Research:Task recommendations/Qualitative evaluation of morelike
The purpose of this study is to determine whether the quality of the "morelike" feature in mw:Extension:CirrusSearch would be useful for identifying articles that are in a similar topic area.
- Base article
- The article from which similar article recommendations will be based
- Similar article
- An article returned by morelike for a base article
- A feature of mw:Extension:ElasticSearch that finds "more articles" that are "like" a base article
Sampling base articles
In order to get a sense for how morelike will work for recommending articles to newcomers, we wanted to get a representative sample of articles that newcomers are likely to land on -- and potentially edit -- after registering their account. To do this, we used the
returnTo field in Schema:ServerSideAccountCreation. We gathered a random sample of returnTo articles for newly registered users that were in the article namespace during the 7 day period between 2014-07-16 and 2014-07-23.
Gathering similar articles
In order to replicate the proposed behavior of the mw:Task_recommendations behavior, we implemented the following filters:
- article_length > 0: Sanity check that it's not blank
- Filter en:Category:Living people: no biographies of living people -- too difficult for newbies to edit without being reverted
Subsamples and snippets
Hand-coding all of the top 50 articles for all 195 base articles (9750) would be a lot to ask for, so we subsample further at this point to a random set of 5 similar articles per base article to get a total of 975 (base article, similar article) pairs.
In order to aid in hand-coding, we took a second pass over this dataset to generate snippets of relevant content. For similar articles, morelike returned a snippet. For base articles, we gathered wikimarkup from the first section and filtered out templates using mwparserfromhell then saved the first 200 characters.
These (base article, similar article) with snippets were split evenly between hand-coders with a 54 item overlap to test for inter-rater reliability. Items were loaded into google spreadsheets and hand-coders were asked to rate each items as similar or not based on (1) only looking at the titles and (2) after reviewing the text snippets. Handcoders were volunteers from the Wikimedia Foundation staff: Halfak (WMF), Steven (WMF) and Maryana (WMF).

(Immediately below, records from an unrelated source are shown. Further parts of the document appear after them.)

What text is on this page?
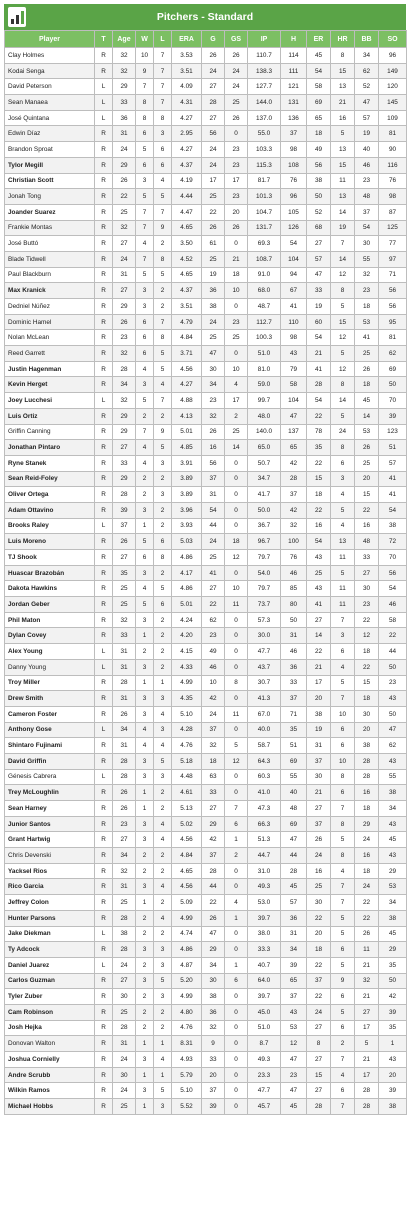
Pitchers - Standard
Player	T	Age	W	L	ERA	G	GS	IP	H	ER	HR	BB	SO
Clay Holmes	R	32	10	7	3.53	26	26	110.7	114	45	8	34	96
Kodai Senga	R	32	9	7	3.51	24	24	138.3	111	54	15	62	149
David Peterson	L	29	7	7	4.09	27	24	127.7	121	58	13	52	120
Sean Manaea	L	33	8	7	4.31	28	25	144.0	131	69	21	47	145
José Quintana	L	36	8	8	4.27	27	26	137.0	136	65	16	57	109
Edwin Díaz	R	31	6	3	2.95	56	0	55.0	37	18	5	19	81
Brandon Sproat	R	24	5	6	4.27	24	23	103.3	98	49	13	40	90
Tylor Megill	R	29	6	6	4.37	24	23	115.3	108	56	15	46	116
Christian Scott	R	26	3	4	4.19	17	17	81.7	76	38	11	23	76
Jonah Tong	R	22	5	5	4.44	25	23	101.3	96	50	13	48	98
Joander Suarez	R	25	7	7	4.47	22	20	104.7	105	52	14	37	87
Frankie Montas	R	32	7	9	4.65	26	26	131.7	126	68	19	54	125
José Buttó	R	27	4	2	3.50	61	0	69.3	54	27	7	30	77
Blade Tidwell	R	24	7	8	4.52	25	21	108.7	104	57	14	55	97
Paul Blackburn	R	31	5	5	4.65	19	18	91.0	94	47	12	32	71
Max Kranick	R	27	3	2	4.37	36	10	68.0	67	33	8	23	56
Dedniel Núñez	R	29	3	2	3.51	38	0	48.7	41	19	5	18	56
Dominic Hamel	R	26	6	7	4.79	24	23	112.7	110	60	15	53	95
Nolan McLean	R	23	6	8	4.84	25	25	100.3	98	54	12	41	81
Reed Garrett	R	32	6	5	3.71	47	0	51.0	43	21	5	25	62
Justin Hagenman	R	28	4	5	4.56	30	10	81.0	79	41	12	26	69
Kevin Herget	R	34	3	4	4.27	34	4	59.0	58	28	8	18	50
Joey Lucchesi	L	32	5	7	4.88	23	17	99.7	104	54	14	45	70
Luis Ortiz	R	29	2	2	4.13	32	2	48.0	47	22	5	14	39
Griffin Canning	R	29	7	9	5.01	26	25	140.0	137	78	24	53	123
Jonathan Pintaro	R	27	4	5	4.85	16	14	65.0	65	35	8	26	51
Ryne Stanek	R	33	4	3	3.91	56	0	50.7	42	22	6	25	57
Sean Reid-Foley	R	29	2	2	3.89	37	0	34.7	28	15	3	20	41
Oliver Ortega	R	28	2	3	3.89	31	0	41.7	37	18	4	15	41
Adam Ottavino	R	39	3	2	3.96	54	0	50.0	42	22	5	22	54
Brooks Raley	L	37	1	2	3.93	44	0	36.7	32	16	4	16	38
Luis Moreno	R	26	5	6	5.03	24	18	96.7	100	54	13	48	72
TJ Shook	R	27	6	8	4.86	25	12	79.7	76	43	11	33	70
Huascar Brazobán	R	35	3	2	4.17	41	0	54.0	46	25	5	27	56
Dakota Hawkins	R	25	4	5	4.86	27	10	79.7	85	43	11	30	54
Jordan Geber	R	25	5	6	5.01	22	11	73.7	80	41	11	23	46
Phil Maton	R	32	3	2	4.24	62	0	57.3	50	27	7	22	58
Dylan Covey	R	33	1	2	4.20	23	0	30.0	31	14	3	12	22
Alex Young	L	31	2	2	4.15	49	0	47.7	46	22	6	18	44
Danny Young	L	31	3	2	4.33	46	0	43.7	36	21	4	22	50
Troy Miller	R	28	1	1	4.99	10	8	30.7	33	17	5	15	23
Drew Smith	R	31	3	3	4.35	42	0	41.3	37	20	7	18	43
Cameron Foster	R	26	3	4	5.10	24	11	67.0	71	38	10	30	50
Anthony Gose	L	34	4	3	4.28	37	0	40.0	35	19	6	20	47
Shintaro Fujinami	R	31	4	4	4.76	32	5	58.7	51	31	6	38	62
David Griffin	R	28	3	5	5.18	18	12	64.3	69	37	10	28	43
Génesis Cabrera	L	28	3	3	4.48	63	0	60.3	55	30	8	28	55
Trey McLoughlin	R	26	1	2	4.61	33	0	41.0	40	21	6	16	38
Sean Harney	R	26	1	2	5.13	27	7	47.3	48	27	7	18	34
Junior Santos	R	23	3	4	5.02	29	6	66.3	69	37	8	29	43
Grant Hartwig	R	27	3	4	4.56	42	1	51.3	47	26	5	24	45
Chris Devenski	R	34	2	2	4.84	37	2	44.7	44	24	8	16	43
Yacksel Rios	R	32	2	2	4.65	28	0	31.0	28	16	4	18	29
Rico Garcia	R	31	3	4	4.56	44	0	49.3	45	25	7	24	53
Jeffrey Colon	R	25	1	2	5.09	22	4	53.0	57	30	7	22	34
Hunter Parsons	R	28	2	4	4.99	26	1	39.7	36	22	5	22	38
Jake Diekman	L	38	2	2	4.74	47	0	38.0	31	20	5	26	45
Ty Adcock	R	28	3	3	4.86	29	0	33.3	34	18	6	11	29
Daniel Juarez	L	24	2	3	4.87	34	1	40.7	39	22	5	21	35
Carlos Guzman	R	27	3	5	5.20	30	6	64.0	65	37	9	32	50
Tyler Zuber	R	30	2	3	4.99	38	0	39.7	37	22	6	21	42
Cam Robinson	R	25	2	2	4.80	36	0	45.0	43	24	5	27	39
Josh Hejka	R	28	2	2	4.76	32	0	51.0	53	27	6	17	35
Donovan Walton	R	31	1	1	8.31	9	0	8.7	12	8	2	5	1
Joshua Cornielly	R	24	3	4	4.93	33	0	49.3	47	27	7	21	43
Andre Scrubb	R	30	1	1	5.79	20	0	23.3	23	15	4	17	20
Wilkin Ramos	R	24	3	5	5.10	37	0	47.7	47	27	6	28	39
Michael Hobbs	R	25	1	3	5.52	39	0	45.7	45	28	7	28	38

We performed an Fleiss Kappa test on the 54 item overlap to look for evidence of reliability and found very little agreement between assessments of title (Kappa = 0.257) or text (Kappa = 0.156). So the assessments of individuals were examined separately.
Fleiss Kappa test outputs
> kappam.fleiss(overlap[,list(title.aaron>0, title.maryana>0, title.steven>0)]) Fleiss' Kappa for m Raters Subjects = 54 Raters = 3 Kappa = 0.257 z = 3.28 p-value = 0.00105 > kappam.fleiss(overlap[,list(text.aaron>0, text.maryana>0, text.steven>0)]) Fleiss' Kappa for m Raters Subjects = 54 Raters = 3 Kappa = 0.156 z = 1.98 p-value = 0.0477
Since our inter-rater reliability scores were low, we could not combine the codings of our three separate coders into a single dataset. So, instead, we analyse each coder separately. Since there was such a lot number of observations per rank, we combine ranks into 5 rank buckets. For example, ranks 1-5 appear in bucket 1. Ranks 6-10 appear in bucket 6.
#Similarity by rank suggects that there's a clear, high rate of similarity once hand-coders reviewed the text of the base article and similar article. As rank approaches 50, about 75% of articles returned by morelike are considered similar by the hand-coders. That means, if 3 articles are recommended by morelike between rank 45 and 50, we have a 25% * 25% * 25% = 1.6% chance that none of them will actually be similar.
For the first 5 similar articles, raters found them to be about 94% were similar. That means we have a 6% * 6% * 6% = 0.02% chance that none of the top five recommended articles will be similar.